XXVI. Outre l’essence et la relation prises séparément, il y a la personne composée des deux ; non pas comme des parties qui composent, mais comme une chose et son mode. La personne engendre, ou est engendrée, ou procède. L’essence est communiquée par génération ou par inspiration.
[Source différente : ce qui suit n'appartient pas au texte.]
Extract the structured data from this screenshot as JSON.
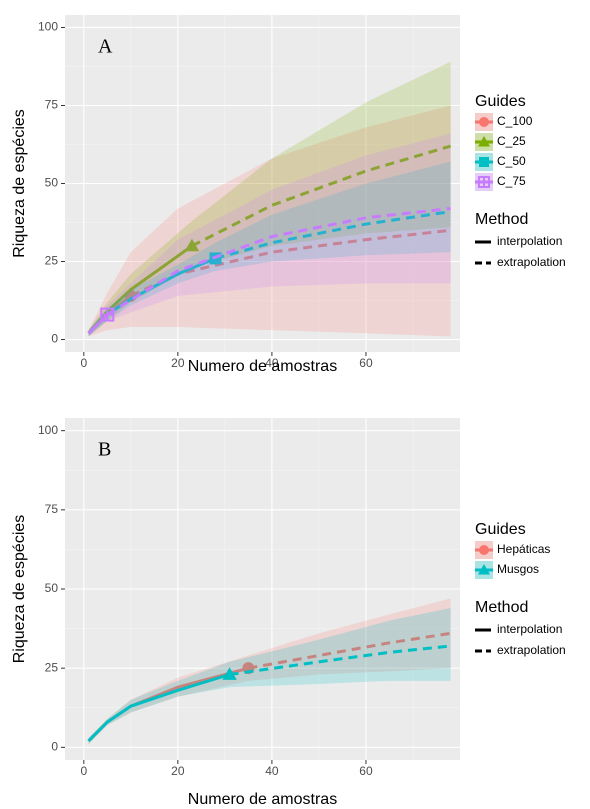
{
  "chart_data": [
    {
      "type": "line",
      "label": "A",
      "xlabel": "Numero de amostras",
      "ylabel": "Riqueza de espécies",
      "xlim": [
        -4,
        80
      ],
      "ylim": [
        -4,
        104
      ],
      "xticks": [
        0,
        20,
        40,
        60
      ],
      "yticks": [
        0,
        25,
        50,
        75,
        100
      ],
      "grid": true,
      "legend_title": "Guides",
      "method_title": "Method",
      "method_labels": [
        "interpolation",
        "extrapolation"
      ],
      "series": [
        {
          "name": "C_100",
          "color": "#F8766D",
          "marker": "circle",
          "observed_index": 2,
          "x": [
            1,
            5,
            10,
            20,
            40,
            60,
            78
          ],
          "values": [
            2,
            8,
            14,
            21,
            28,
            32,
            35
          ],
          "lower": [
            1,
            3,
            4,
            4,
            3,
            2,
            1
          ],
          "upper": [
            3,
            15,
            28,
            42,
            58,
            68,
            75
          ]
        },
        {
          "name": "C_25",
          "color": "#7CAE00",
          "marker": "triangle",
          "observed_index": 3,
          "x": [
            1,
            5,
            10,
            23,
            40,
            60,
            78
          ],
          "values": [
            2,
            9,
            16,
            30,
            43,
            54,
            62
          ],
          "lower": [
            1,
            6,
            12,
            23,
            30,
            34,
            36
          ],
          "upper": [
            3,
            12,
            21,
            38,
            58,
            76,
            89
          ]
        },
        {
          "name": "C_50",
          "color": "#00BFC4",
          "marker": "square",
          "observed_index": 4,
          "x": [
            1,
            5,
            10,
            20,
            28,
            40,
            60,
            78
          ],
          "values": [
            2,
            8,
            13,
            21,
            26,
            31,
            37,
            41
          ],
          "lower": [
            1,
            6,
            11,
            18,
            22,
            25,
            27,
            28
          ],
          "upper": [
            3,
            10,
            16,
            24,
            31,
            40,
            50,
            57
          ]
        },
        {
          "name": "C_75",
          "color": "#C77CFF",
          "marker": "square-plus",
          "observed_index": 1,
          "x": [
            1,
            5,
            20,
            40,
            60,
            78
          ],
          "values": [
            2,
            8,
            22,
            33,
            39,
            42
          ],
          "lower": [
            1,
            6,
            14,
            17,
            18,
            18
          ],
          "upper": [
            3,
            11,
            32,
            48,
            59,
            66
          ]
        }
      ]
    },
    {
      "type": "line",
      "label": "B",
      "xlabel": "Numero de amostras",
      "ylabel": "Riqueza de espécies",
      "xlim": [
        -4,
        80
      ],
      "ylim": [
        -4,
        104
      ],
      "xticks": [
        0,
        20,
        40,
        60
      ],
      "yticks": [
        0,
        25,
        50,
        75,
        100
      ],
      "grid": true,
      "legend_title": "Guides",
      "method_title": "Method",
      "method_labels": [
        "interpolation",
        "extrapolation"
      ],
      "series": [
        {
          "name": "Hepáticas",
          "color": "#F8766D",
          "marker": "circle",
          "observed_index": 4,
          "x": [
            1,
            5,
            10,
            20,
            35,
            50,
            65,
            78
          ],
          "values": [
            2,
            8,
            13,
            19,
            25,
            29,
            33,
            36
          ],
          "lower": [
            1,
            7,
            11,
            16,
            21,
            23,
            24,
            25
          ],
          "upper": [
            3,
            9,
            15,
            22,
            29,
            36,
            42,
            47
          ]
        },
        {
          "name": "Musgos",
          "color": "#00BFC4",
          "marker": "triangle",
          "observed_index": 4,
          "x": [
            1,
            5,
            10,
            20,
            31,
            50,
            65,
            78
          ],
          "values": [
            2,
            8,
            13,
            18,
            23,
            27,
            30,
            32
          ],
          "lower": [
            1,
            7,
            11,
            16,
            19,
            20,
            21,
            21
          ],
          "upper": [
            3,
            9,
            15,
            21,
            27,
            34,
            40,
            44
          ]
        }
      ]
    }
  ]
}
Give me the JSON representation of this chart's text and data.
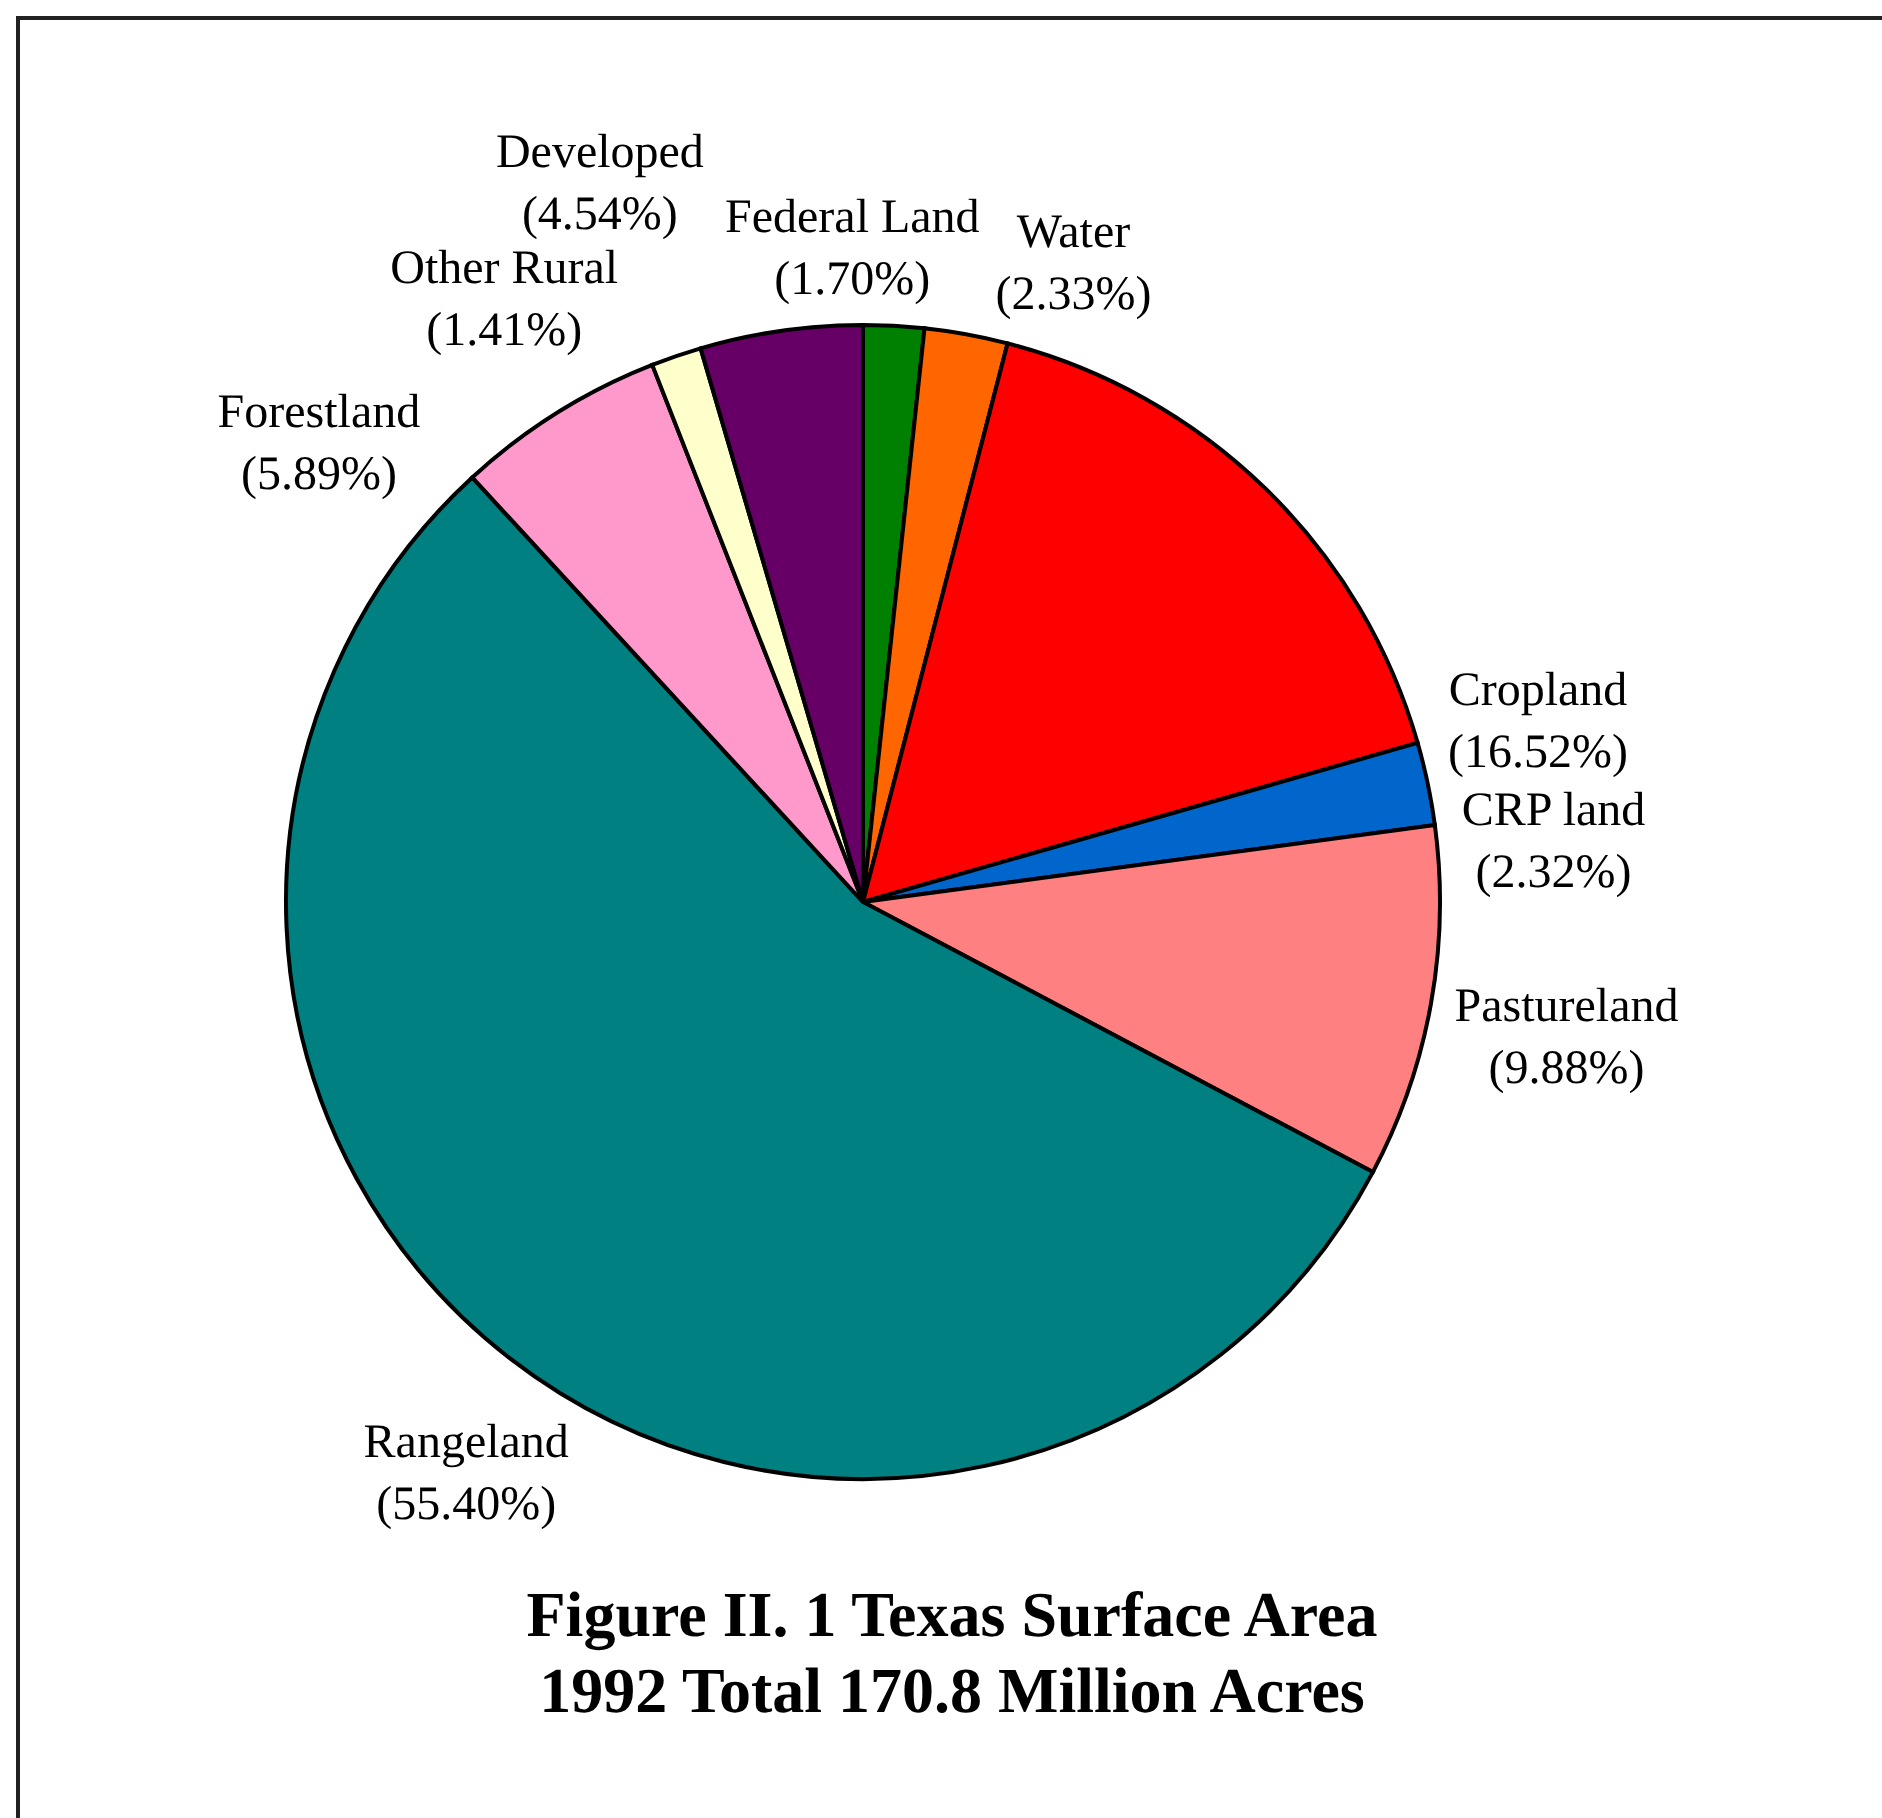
{
  "chart_data": {
    "type": "pie",
    "title": "Figure II. 1 Texas Surface Area",
    "subtitle": "1992 Total 170.8 Million Acres",
    "categories": [
      "Federal Land",
      "Water",
      "Cropland",
      "CRP land",
      "Pastureland",
      "Rangeland",
      "Forestland",
      "Other Rural",
      "Developed"
    ],
    "values": [
      1.7,
      2.33,
      16.52,
      2.32,
      9.88,
      55.4,
      5.89,
      1.41,
      4.54
    ],
    "value_labels": [
      "(1.70%)",
      "(2.33%)",
      "(16.52%)",
      "(2.32%)",
      "(9.88%)",
      "(55.40%)",
      "(5.89%)",
      "(1.41%)",
      "(4.54%)"
    ],
    "colors": [
      "#008000",
      "#ff6600",
      "#ff0000",
      "#0066cc",
      "#ff8080",
      "#008080",
      "#ff99cc",
      "#ffffcc",
      "#660066"
    ]
  }
}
La relation engendrant se distingue de la relation engendrée et de la procédure.
XXVII. La pensée qu’il faut adorer trois personnes avec le même respect ne distrait pas l’esprit de l’adorateur, de peur qu’il ne divise l’adoration due au Dieu unique entre plus d’un, car il doit être convaincu que, sur la base de l’unité et de la consubstantialité (homoousia) des personnes, le Fils et le Saint Esprit sont invoqués par le même acte d’invocation qui est adressé au Père. Il doit toujours se souvenir de cette expression de Grégoire de Nazianze : « Je ne peux pas penser à un seul sans être instantanément entouré de la splendeur de trois ; je ne peux pas non plus discerner les trois sans être soudainement attiré par un seul » (ou phthanō pour poule noēsai kai tois trisi terilampomai, ou phthanō ta tria dielein, kai eis to hen anapheromai, On Holy Baptism 41 [NPNF2, 7:375 ; PG 36.417]).